Dava ve öncesindeki süreci düşündüğünde hakaret davası denerek başlatılan sürecin, insanları yıldırma politikasına döndüğünü belirten Büyüksaraç, "Sanki her şey önceden planlanmış gibi. Aradan böyle ünlü birini seçerek ‘İşte bakın halktan biri paylaşırsa sizin de başınıza bunlar gelir' gibi bir yıldırma politikası" ifadelerini kullandı.
‘ADALET KONUSUNDA İNANCIMI YİTİRDİM'
Merve Büyüksaraç, öngörülen süre içinde başka bir ceza daha alırsa ertelenen hapis cezasını da yatmak durumunda kalacak. Bu durumun fikirlerini açıklarken kendisinde tedirginlik yaratıp yaratmayacağı sorusunu yanıtlayan Büyüksaraç, tedirgin olmadığını belirterek, nedenlerine ilişkin şunları söyledi:
"Çünkü zaten Türkiye'de gördük ki, hakaret etseniz de etmeseniz de hakaret etmiş gibi yargılanıyorsunuz. Adalet konusunda ülkeye olan inancımı yitirdim diyebilirim. Paylaştığım şeyler gayet esprili ve komik şeylerdi. Zaten aynı şiiri 960 bin kişi paylaştı. Hakaret amaçlı değildi ama hakaret olarak algılanması enteresan bir durum oldu. Mahkemede söylediğim her şeyin arkasındayım."

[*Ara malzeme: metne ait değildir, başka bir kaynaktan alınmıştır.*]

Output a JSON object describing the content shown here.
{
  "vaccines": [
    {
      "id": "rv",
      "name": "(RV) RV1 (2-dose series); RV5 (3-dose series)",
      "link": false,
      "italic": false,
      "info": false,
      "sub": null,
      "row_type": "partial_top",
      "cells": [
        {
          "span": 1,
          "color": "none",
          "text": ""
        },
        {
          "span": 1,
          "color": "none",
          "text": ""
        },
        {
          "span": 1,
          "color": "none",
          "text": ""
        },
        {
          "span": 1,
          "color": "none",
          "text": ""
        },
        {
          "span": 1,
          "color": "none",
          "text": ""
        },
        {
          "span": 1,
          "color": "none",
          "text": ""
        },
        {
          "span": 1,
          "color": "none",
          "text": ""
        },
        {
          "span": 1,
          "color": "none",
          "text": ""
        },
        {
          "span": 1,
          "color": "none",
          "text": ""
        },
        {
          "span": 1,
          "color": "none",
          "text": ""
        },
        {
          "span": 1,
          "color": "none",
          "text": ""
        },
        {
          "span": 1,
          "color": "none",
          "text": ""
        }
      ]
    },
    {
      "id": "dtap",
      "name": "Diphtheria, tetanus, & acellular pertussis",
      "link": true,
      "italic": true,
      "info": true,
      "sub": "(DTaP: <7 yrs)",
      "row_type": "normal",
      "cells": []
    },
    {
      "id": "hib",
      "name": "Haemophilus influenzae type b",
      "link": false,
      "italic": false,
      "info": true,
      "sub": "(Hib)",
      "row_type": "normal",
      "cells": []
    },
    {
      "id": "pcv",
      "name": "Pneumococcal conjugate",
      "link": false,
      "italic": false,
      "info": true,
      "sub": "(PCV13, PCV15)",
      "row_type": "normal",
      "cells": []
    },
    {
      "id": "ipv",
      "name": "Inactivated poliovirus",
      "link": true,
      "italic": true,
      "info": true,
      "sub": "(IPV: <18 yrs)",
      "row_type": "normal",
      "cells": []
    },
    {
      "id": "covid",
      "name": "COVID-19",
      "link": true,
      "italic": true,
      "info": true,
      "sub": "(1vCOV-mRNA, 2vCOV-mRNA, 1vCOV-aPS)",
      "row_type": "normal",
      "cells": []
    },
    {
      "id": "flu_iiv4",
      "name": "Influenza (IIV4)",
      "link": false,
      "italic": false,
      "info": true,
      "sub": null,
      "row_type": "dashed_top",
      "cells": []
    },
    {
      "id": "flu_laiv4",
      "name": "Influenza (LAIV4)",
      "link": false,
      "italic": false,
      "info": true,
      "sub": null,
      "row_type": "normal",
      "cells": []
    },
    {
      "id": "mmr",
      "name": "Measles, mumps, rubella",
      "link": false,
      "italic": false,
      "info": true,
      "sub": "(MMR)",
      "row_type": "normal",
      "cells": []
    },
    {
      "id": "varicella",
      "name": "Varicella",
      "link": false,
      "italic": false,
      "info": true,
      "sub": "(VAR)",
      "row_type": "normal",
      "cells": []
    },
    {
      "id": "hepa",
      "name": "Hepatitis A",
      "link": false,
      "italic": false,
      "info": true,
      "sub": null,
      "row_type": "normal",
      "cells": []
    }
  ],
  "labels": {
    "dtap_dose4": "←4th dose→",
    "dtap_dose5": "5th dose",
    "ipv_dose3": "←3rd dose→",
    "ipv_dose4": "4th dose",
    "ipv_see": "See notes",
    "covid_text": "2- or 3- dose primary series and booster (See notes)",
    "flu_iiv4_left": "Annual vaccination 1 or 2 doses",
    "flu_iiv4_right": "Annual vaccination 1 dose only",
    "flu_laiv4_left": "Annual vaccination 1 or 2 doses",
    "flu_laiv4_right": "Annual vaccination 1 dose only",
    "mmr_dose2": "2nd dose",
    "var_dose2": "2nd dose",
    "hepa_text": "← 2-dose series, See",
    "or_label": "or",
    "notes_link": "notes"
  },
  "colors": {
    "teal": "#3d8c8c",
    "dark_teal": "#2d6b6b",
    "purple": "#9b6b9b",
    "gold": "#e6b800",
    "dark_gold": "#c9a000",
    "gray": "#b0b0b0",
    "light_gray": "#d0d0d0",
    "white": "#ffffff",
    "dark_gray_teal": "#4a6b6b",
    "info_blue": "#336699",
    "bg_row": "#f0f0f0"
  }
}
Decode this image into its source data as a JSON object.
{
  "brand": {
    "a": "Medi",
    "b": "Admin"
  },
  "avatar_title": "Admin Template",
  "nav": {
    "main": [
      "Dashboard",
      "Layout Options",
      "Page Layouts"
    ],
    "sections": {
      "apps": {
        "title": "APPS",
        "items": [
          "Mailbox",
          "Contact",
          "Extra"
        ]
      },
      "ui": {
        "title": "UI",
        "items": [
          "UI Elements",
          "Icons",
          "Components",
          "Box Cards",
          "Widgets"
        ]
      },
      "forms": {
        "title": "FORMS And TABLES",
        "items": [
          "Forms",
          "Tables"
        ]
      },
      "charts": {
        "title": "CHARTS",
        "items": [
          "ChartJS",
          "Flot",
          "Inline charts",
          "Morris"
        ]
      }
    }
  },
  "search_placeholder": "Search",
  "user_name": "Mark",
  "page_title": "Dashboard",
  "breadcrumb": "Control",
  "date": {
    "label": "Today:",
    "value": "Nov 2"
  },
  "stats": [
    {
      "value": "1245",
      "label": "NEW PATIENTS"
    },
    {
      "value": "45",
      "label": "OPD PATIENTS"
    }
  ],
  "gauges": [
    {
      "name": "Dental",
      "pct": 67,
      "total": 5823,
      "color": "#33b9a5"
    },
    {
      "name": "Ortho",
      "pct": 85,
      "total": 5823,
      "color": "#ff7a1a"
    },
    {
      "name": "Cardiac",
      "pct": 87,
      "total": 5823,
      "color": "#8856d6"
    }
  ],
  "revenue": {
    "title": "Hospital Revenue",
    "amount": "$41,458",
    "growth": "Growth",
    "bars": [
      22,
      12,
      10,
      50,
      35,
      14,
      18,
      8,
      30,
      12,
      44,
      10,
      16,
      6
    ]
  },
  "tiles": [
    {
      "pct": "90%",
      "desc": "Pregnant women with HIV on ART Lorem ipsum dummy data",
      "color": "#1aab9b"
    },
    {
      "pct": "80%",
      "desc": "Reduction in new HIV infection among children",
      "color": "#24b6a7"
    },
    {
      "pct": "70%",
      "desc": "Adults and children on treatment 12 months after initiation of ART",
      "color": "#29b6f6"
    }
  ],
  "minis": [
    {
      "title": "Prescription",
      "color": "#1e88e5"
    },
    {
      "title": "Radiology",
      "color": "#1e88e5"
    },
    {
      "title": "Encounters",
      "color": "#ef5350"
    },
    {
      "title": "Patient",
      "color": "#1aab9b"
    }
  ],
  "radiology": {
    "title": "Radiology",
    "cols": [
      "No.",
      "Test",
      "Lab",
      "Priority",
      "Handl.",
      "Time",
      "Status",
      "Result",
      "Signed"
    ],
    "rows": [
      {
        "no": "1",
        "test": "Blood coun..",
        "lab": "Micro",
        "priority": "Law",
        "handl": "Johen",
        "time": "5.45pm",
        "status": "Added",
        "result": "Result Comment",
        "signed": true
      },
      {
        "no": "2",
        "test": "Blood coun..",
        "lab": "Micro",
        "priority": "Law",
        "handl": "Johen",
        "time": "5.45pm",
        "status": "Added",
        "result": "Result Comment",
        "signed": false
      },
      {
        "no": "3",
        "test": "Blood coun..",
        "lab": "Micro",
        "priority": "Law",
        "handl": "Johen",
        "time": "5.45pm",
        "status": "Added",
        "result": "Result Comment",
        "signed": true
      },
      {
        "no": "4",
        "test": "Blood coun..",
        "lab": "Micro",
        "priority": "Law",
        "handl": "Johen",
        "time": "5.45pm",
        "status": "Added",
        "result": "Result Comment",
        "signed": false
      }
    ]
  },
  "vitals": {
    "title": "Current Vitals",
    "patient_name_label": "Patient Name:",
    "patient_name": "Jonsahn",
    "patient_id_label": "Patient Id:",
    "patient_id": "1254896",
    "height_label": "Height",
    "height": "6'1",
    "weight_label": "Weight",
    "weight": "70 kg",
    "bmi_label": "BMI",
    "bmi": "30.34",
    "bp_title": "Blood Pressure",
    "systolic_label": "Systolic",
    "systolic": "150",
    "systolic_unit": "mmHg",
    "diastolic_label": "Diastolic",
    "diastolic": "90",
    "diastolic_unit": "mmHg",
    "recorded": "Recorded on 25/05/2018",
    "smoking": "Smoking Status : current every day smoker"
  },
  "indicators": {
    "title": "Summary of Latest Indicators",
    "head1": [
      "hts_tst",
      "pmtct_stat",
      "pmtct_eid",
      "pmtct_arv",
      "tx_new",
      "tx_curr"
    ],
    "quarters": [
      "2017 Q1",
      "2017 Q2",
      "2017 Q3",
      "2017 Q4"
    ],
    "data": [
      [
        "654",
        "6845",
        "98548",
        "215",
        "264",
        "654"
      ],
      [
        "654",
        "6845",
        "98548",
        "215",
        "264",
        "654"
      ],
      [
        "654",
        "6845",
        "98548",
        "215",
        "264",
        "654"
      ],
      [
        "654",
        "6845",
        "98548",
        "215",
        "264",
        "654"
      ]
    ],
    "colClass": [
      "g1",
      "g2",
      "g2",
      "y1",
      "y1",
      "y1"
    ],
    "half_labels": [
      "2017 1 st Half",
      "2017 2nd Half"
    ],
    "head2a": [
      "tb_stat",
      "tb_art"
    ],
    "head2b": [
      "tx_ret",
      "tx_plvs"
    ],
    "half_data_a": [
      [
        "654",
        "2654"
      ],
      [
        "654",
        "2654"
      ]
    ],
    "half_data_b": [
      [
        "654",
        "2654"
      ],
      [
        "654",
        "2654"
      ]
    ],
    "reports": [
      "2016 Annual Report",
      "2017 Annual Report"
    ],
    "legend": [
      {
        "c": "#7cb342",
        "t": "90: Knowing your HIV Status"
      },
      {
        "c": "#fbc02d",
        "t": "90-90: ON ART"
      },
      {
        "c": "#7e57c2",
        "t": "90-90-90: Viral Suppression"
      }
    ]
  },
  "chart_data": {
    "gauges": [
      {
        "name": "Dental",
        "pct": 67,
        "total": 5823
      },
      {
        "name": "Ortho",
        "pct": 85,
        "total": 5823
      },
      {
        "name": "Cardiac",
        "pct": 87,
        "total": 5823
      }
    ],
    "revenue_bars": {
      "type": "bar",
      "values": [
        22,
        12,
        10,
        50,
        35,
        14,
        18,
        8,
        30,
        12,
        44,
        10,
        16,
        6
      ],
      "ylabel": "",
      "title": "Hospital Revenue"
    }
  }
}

‘KARIŞMADIKLARI BİR ÜREMEMİZ KALMIŞTI!'
Türkiye'de hiçbir kadının güvende olmadığını kaydeden Merve Büyüksaraç, Cumhurbaşkanı Erdoğan'ın "Zürriyetimizi artıracağız. Neslimizi çoğaltacağız. Nüfus planlamasıymış, doğum kontrolüymüş, hiçbir Müslüman aile böyle bir anlayış içinde olamaz" sözlerini anımsatarak "Her şeyimize karışıyorlar. Karışmadıkları bir ürememiz kalmıştı sanırım" dedi. Erdoğan'ın yanı sıra çok sayıda hükümet yetkilisinin ‘çok çirkin söylemlerde' bulunduklarını anımsatan Büyüksaraç, "Kadın cinayetleri arttı, kadın ve çocuk tecavüzleri arttı ve bütün bunlara rağmen katil ve sapıklara çok yüksek miktarda ceza indirimleri uygulandı. İyi hal indirimleri uygulandı, ‘Kadın veya kız bağırmazsa suç değildir' gibi şeyler söylendi. Bütün bu yaşadıklarımız zaten, Türkiye'de yaşayan her kadın için çok can sıkıcı. Hiçbirimizin güvende olmadığının bir başka göstergesi" dedi.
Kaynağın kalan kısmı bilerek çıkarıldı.